Even if we cannot exclude that other smaller genetic variants or mutations elsewhere in the genome may play a role, it is likely that in this case the 2q37.1 duplication, which leads to DGKD haploinsufficiency, may represent the “second hit” necessary for the outcome of the epileptic phenotype.
As in the case of CHD, additional rare CNVs outside the 22q11.2 region may represent an important modifying factor underlying the variable expressivity and incomplete penetrance of epileptic seizures in 22q11DS.
Association between 22q11DS and epilepsy is evident; thus, a detailed description of the epileptic phenotype, when present, is mandatory. In larger cohorts of patients, an accurate analysis of the additional rare CNV gene content will be useful to elucidate the genetic mechanisms underlying the pathological phenotype.
This study was approved by Pediatric Regional Ethic Committee (Comitato Etico Pediatrico Regionale per la sperimentazione clinica) of the AOU Meyer (Florence, Italy). Number of the folder: CGF-DEL 22q11.2 CR-AOUP. The patient signed an informed consent before genetic testing.
VB, AV, and AA performed array CGH analysis, contributed to the analyses and data interpretation, and wrote and critically revised the paper.
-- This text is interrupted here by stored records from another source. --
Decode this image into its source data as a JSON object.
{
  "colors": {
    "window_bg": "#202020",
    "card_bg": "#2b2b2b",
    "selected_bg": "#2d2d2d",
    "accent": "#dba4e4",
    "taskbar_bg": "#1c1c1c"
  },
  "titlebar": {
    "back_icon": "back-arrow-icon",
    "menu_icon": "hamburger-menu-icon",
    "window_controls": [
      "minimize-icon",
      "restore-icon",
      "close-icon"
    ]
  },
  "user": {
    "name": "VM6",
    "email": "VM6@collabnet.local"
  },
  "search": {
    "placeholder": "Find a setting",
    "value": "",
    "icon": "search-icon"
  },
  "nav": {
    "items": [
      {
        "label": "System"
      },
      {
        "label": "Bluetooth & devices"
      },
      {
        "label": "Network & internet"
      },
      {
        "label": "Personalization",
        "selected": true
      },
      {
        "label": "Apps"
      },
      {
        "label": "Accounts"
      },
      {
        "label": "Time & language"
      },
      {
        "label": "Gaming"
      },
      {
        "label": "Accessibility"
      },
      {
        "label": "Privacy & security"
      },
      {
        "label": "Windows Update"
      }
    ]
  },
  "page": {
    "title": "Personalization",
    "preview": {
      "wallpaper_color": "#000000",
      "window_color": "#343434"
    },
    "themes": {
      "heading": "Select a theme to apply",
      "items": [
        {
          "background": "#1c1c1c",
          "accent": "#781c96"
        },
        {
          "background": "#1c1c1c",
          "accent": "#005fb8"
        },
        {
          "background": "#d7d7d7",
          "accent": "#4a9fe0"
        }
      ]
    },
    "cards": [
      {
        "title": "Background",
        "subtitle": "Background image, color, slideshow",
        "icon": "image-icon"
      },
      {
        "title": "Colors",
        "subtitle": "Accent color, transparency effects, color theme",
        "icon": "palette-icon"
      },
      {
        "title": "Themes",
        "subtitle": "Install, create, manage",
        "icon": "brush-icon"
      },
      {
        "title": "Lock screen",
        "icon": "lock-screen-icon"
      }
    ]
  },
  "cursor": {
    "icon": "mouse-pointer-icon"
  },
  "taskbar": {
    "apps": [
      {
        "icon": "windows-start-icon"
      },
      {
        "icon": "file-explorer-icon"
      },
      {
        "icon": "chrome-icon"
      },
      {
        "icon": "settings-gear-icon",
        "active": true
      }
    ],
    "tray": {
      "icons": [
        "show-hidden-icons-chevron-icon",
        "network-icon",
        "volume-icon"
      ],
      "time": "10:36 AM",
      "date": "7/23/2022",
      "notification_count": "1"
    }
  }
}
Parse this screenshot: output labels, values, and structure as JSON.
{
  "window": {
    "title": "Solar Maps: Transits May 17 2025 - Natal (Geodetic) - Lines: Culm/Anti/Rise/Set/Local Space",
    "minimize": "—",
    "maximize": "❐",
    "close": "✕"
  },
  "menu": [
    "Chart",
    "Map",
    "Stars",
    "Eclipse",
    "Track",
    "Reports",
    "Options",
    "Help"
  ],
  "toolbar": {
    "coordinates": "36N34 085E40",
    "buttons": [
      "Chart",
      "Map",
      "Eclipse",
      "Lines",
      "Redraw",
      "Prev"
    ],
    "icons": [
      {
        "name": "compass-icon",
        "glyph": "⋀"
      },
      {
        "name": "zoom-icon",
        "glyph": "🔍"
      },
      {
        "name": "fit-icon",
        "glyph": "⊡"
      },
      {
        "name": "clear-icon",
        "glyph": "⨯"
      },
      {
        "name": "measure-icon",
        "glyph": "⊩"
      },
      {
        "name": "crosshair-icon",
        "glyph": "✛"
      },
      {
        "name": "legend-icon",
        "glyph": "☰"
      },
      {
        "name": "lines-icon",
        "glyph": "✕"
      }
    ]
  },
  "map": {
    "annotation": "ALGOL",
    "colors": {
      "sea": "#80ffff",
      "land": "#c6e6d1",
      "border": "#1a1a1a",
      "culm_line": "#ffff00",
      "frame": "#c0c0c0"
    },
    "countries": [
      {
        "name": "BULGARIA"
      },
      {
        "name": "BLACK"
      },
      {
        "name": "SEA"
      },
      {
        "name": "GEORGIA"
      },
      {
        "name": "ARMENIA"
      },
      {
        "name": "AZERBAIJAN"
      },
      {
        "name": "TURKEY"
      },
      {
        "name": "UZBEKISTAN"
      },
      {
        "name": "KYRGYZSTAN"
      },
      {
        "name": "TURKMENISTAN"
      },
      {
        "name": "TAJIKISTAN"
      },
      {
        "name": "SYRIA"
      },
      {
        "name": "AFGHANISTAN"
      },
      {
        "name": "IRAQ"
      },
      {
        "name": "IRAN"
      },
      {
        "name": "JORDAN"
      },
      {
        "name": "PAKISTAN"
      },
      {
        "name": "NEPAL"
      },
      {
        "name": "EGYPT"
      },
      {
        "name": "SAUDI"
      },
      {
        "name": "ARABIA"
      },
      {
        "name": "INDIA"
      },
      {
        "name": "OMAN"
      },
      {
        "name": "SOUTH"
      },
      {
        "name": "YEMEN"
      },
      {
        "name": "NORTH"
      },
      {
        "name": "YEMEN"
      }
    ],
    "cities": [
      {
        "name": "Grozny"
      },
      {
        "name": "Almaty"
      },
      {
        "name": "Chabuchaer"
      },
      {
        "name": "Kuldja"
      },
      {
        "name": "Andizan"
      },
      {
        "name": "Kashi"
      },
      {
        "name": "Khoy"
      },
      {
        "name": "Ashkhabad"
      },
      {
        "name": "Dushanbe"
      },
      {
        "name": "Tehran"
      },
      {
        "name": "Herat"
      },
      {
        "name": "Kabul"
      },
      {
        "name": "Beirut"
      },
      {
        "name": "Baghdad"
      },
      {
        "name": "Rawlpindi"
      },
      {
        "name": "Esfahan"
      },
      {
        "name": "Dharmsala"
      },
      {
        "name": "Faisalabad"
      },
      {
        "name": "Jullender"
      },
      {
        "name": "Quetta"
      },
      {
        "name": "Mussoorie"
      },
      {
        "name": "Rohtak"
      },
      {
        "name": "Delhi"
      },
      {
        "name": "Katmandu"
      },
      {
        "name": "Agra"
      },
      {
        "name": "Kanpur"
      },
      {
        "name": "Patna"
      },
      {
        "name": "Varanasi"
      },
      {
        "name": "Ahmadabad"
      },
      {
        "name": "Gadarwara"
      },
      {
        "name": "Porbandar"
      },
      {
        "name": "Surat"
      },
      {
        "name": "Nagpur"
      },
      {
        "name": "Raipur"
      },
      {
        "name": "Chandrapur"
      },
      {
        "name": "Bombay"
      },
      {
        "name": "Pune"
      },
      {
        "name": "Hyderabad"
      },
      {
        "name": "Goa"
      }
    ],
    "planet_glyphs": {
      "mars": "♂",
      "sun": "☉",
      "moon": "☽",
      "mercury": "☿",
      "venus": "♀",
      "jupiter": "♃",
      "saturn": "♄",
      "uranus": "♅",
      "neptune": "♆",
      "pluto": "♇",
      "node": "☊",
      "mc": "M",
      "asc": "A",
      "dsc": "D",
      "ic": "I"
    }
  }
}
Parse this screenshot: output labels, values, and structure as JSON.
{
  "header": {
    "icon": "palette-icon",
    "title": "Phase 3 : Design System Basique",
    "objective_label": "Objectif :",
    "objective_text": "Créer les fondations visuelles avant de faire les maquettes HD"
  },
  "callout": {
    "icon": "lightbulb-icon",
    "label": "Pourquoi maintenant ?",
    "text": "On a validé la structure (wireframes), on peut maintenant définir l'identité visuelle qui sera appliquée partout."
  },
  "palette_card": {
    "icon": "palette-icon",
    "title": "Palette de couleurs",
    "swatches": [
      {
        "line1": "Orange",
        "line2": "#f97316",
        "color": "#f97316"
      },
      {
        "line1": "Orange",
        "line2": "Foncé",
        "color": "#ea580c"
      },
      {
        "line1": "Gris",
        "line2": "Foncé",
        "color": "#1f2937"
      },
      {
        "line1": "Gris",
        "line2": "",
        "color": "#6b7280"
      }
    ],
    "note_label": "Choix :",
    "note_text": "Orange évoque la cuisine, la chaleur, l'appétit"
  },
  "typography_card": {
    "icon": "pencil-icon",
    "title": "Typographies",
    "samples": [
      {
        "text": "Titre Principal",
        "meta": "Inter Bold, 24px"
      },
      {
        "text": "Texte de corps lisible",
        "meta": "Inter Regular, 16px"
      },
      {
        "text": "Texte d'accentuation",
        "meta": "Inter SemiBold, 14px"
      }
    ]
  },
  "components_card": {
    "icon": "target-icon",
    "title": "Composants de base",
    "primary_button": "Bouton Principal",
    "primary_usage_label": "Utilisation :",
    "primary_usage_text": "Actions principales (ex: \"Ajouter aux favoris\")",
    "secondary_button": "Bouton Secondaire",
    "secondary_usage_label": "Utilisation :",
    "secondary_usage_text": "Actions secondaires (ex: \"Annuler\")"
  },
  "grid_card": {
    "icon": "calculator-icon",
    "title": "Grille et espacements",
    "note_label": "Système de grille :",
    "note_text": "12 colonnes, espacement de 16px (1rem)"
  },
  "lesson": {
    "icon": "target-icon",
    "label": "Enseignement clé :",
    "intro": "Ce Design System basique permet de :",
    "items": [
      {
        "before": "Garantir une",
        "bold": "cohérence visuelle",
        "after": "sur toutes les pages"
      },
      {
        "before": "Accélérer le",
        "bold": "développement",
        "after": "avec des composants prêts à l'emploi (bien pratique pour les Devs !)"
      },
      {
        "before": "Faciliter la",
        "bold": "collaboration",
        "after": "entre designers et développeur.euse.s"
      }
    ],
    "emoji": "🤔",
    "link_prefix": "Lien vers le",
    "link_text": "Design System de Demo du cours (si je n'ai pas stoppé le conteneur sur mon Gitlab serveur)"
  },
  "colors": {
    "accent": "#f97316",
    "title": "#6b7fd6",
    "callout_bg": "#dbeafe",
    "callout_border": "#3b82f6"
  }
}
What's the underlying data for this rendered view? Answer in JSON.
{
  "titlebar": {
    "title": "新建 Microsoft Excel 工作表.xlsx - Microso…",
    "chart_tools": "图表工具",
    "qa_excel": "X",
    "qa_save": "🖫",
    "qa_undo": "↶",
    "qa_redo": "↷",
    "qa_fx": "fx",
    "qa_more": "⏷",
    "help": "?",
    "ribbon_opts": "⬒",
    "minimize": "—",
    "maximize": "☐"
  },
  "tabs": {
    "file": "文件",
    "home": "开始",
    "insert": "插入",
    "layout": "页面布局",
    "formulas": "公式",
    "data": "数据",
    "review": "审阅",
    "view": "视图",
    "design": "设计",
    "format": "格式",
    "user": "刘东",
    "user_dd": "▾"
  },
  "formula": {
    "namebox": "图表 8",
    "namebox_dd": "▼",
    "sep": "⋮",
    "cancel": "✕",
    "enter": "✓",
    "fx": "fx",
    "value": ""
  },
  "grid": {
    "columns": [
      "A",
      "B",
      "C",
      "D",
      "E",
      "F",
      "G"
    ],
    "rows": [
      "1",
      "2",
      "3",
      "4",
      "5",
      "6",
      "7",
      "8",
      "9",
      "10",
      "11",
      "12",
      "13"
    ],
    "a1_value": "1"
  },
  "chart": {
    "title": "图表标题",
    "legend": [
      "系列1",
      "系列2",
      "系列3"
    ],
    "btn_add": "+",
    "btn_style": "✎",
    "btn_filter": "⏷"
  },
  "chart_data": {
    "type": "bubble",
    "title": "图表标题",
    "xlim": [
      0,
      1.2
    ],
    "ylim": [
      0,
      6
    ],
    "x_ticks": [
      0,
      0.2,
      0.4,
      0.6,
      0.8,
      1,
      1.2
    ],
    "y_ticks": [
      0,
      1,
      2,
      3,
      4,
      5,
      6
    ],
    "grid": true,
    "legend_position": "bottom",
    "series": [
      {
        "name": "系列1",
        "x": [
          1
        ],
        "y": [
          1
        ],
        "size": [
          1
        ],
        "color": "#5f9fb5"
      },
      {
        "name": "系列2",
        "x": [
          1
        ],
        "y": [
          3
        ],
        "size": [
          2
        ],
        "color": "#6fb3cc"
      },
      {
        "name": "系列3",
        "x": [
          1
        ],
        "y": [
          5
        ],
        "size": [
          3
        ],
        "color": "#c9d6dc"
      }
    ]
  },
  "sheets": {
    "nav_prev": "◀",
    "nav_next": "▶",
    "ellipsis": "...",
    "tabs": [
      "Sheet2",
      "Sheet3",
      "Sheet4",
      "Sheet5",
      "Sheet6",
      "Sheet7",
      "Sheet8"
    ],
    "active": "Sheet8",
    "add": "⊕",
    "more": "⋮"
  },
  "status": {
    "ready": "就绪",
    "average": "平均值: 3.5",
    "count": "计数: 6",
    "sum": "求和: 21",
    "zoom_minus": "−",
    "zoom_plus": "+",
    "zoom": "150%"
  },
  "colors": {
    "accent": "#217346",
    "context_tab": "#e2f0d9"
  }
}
AL and RC collected and interpreted the clinical data, performed the immunological studies, and contributed to the revision of the paper. GS contributed to the clinical collection of data and critically revised the paper. AO and AB performed the neurological assessment, interpreted the clinical data, and critically revised the paper.
The authors declare that the research was conducted in the absence of any commercial or financial relationships that could be construed as a potential conflict of interest.
We would like to thank Dr. Wendy Doherty for her critical revision of the manuscript and English editing. We also thank Alessandra Consani for her technical support.
This work has been supported by a fund (PRA_2015_0104) Progetto di ricerca di ateneo 2015 (PRA), Università di Pisa.